Looks like the logic is to show this if you have development enabled (as you’ve indicated) or if you have any batch connect apps at all.
It would seem the system does not recognize any batch connect app? I don’t believe there’s any update that would cause this behavior. I assume you have batch connect apps on this system?
Yes, we have several batch connect apps available to everyone and have for some time.
The only thing I can think of that we’re doing that might be atypical is that all of our batch connect apps have no permissions for other (i.e. o-rwx) and instead are group owned, either by a group that all our users are a member of, or by a more exclusive group. We do this because then it’s a little easier to take an app offline by just changing the group owner.

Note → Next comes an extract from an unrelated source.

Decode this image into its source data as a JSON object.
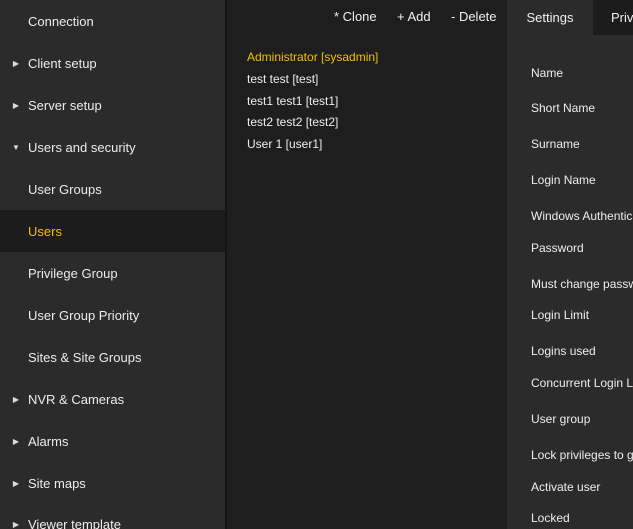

But I wouldn’t think that would equate to ‘no batch apps’ since the effective permissions mean every user has at least half a dozen apps available in their menu.
Looking at /etc/ood/config/apps/dashboard/initializers/ood.rb, I have the following:
NavConfig.categories=["Apps","Files","Utilities","Clusters","Jobs"] # left out "Interactive Apps"
NavConfig.categories_whitelist=true
Based on the comment I had in there, I bet I swapped Interactive Apps for just Apps for simplicity and to make the menu more compact. When I change it back to Interactive Apps the ‘My Interactive Sessions’ icon returns.
So it looks like this was my fault for modifying things and ignoring unintended consequences… Good to know the navbar categories are functionally meaningful!